Cerca
Logo
Cerca
Edicola digitale
+

Gal Alta Umbria, approvati i progetti "Alta Umbria Food"

  • a
  • a
  • a

Sono cinque i progetti presentati nell’ambito del bando Alta Umbria Food pubblicato dal GAL nell’ambito del proprio Piano di Azione Locale.
I contributi richiesti ammontano ad oltre 750.000 euro ma l’aspetto che colpisce di più è che i progetti sono stati presentati da quattro raggruppamenti pubblico-privati e una A.T.S. Sono addirittura 13 (su un totale di 15) i Comuni dell’Alta Umbria coinvolti ed oltre 80 le imprese aderenti.
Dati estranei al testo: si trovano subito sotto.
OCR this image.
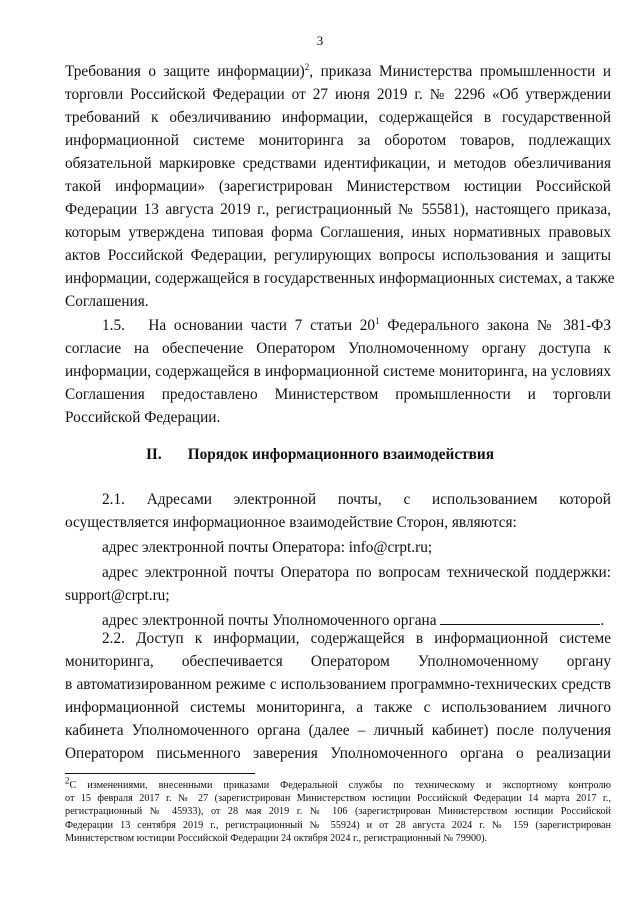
3
Требования о защите информации)$^2$, приказа Министерства промышленности и
торговли Российской Федерации от 27 июня 2019 г. № 2296 «Об утверждении
требований к обезличиванию информации, содержащейся в государственной
информационной системе мониторинга за оборотом товаров, подлежащих
обязательной маркировке средствами идентификации, и методов обезличивания
такой информации» (зарегистрирован Министерством юстиции Российской
Федерации 13 августа 2019 г., регистрационный № 55581), настоящего приказа,
которым утверждена типовая форма Соглашения, иных нормативных правовых
актов Российской Федерации, регулирующих вопросы использования и защиты
информации, содержащейся в государственных информационных системах, а также
Соглашения.
1.5. На основании части 7 статьи $20^1$ Федерального закона № 381-ФЗ
согласие на обеспечение Оператором Уполномоченному органу доступа к
информации, содержащейся в информационной системе мониторинга, на условиях
Соглашения предоставлено Министерством промышленности и торговли
Российской Федерации.
II. Порядок информационного взаимодействия
2.1. Адресами электронной почты, с использованием которой
осуществляется информационное взаимодействие Сторон, являются:
адрес электронной почты Оператора: info@crpt.ru;
адрес электронной почты Оператора по вопросам технической поддержки:
support@crpt.ru;
адрес электронной почты Уполномоченного органа	.
2.2. Доступ к информации, содержащейся в информационной системе
мониторинга, обеспечивается Оператором Уполномоченному органу
в автоматизированном режиме с использованием программно-технических средств
информационной системы мониторинга, а также с использованием личного
кабинета Уполномоченного органа (далее – личный кабинет) после получения
Оператором письменного заверения Уполномоченного органа о реализации
$^2$С изменениями, внесенными приказами Федеральной службы по техническому и экспортному контролю
от 15 февраля 2017 г. № 27 (зарегистрирован Министерством юстиции Российской Федерации 14 марта 2017 г.,
регистрационный № 45933), от 28 мая 2019 г. № 106 (зарегистрирован Министерством юстиции Российской
Федерации 13 сентября 2019 г., регистрационный № 55924) и от 28 августа 2024 г. № 159 (зарегистрирован
Министерством юстиции Российской Федерации 24 октября 2024 г., регистрационный № 79900).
I progetti, in linea con le finalità e i contenuti dell’avviso pubblicato dal GAL Alta Umbria, prevedono una azione coordinata di promozione e commercializzazione dei prodotti agroalimentari rivolta in primis ai residenti ma anche ai turisti.

 

 


Le produzioni del territorio (cereali, olio, tartufo, vino, ecc.) saranno valorizzate attraverso diverse tipologie promozionali:
-    iniziative all’interno degli Istituti scolastici;
-    presenza di stand agli eventi territoriali;
-    manifestazioni promozionali ad hoc;
-    cene/degustazioni;
-    campagne su radio, tv e social.
Durante la pandemia - viene spiegato in una nota - abbiamo capito quanta importanza ha ciò che mangiamo tutti i giorni e quanto sia utile avere la possibilità di acquistare a poche centinaia di metri da casa un prodotto altamente qualitativo a costi vantaggiosi. 
In quest’ottica le imprese, in particolare quelle gestite da giovani agricoltori, hanno colto in pieno l’opportunità di fare conoscere le migliori produzioni dell’Alta Umbria e contestualmente l’importanza di mangiare sano e a km zero (il progetto prevede tra l’altro incontri con nutrizionisti ed esperti dell’alimentazione).
Oltre alle importanti risorse finanziarie messe a disposizione l’aspetto più importante dei progetti è rappresentato dalla creazione di reti tra Comuni del territorio e imprese. Operare in sinergia consentirà agli attori pubblici e privati di massimizzare i risultati delle campagne di promo-commercializzazione e allo stesso tempo di creare delle solide basi per la futura attuazione di progetti complessi.
Le risorse del Next Generation EU nella maggior parte dei casi premiano la creazione di raggruppamenti pubblico-privati e proprio per questo il GAL ha ritenuto opportuno anticipare la nuova strategia europea emettendo il bando “Alta Umbria Food” che favorisce la nascita di reti di impresa nel settore agricolo.

 

 


L’auspicio è che questo modus operandi si diffonda il più rapidamente possibile anche ad altri settori dato che la grande disponibilità di risorse comunitarie favorirà inevitabilmente una competizione tra territori che può essere vinta dall’Alta Umbria esclusivamente attraverso strategie sinergiche e non con iniziative spot tra poche imprese.
“Siamo molto soddisfatti – afferma il Presidente del GAL Alta Umbria Mirco Rinaldi – i Comuni e le imprese del territorio hanno risposto alla grande con progetti efficaci e di qualità Negli ultimi mesi abbiamo lavorato molto per mettere a segno questo importante risultato e ora potremo vedere i risultati. Va anche tenuto presente che i progetti di Alta Umbria Food rappresenteranno un ottimo trampolino di lancio per il costituendo Distretto rurale sul quale il GAL sta attualmente lavorando insieme ai Comuni e alle Associazioni di imprese agricole”.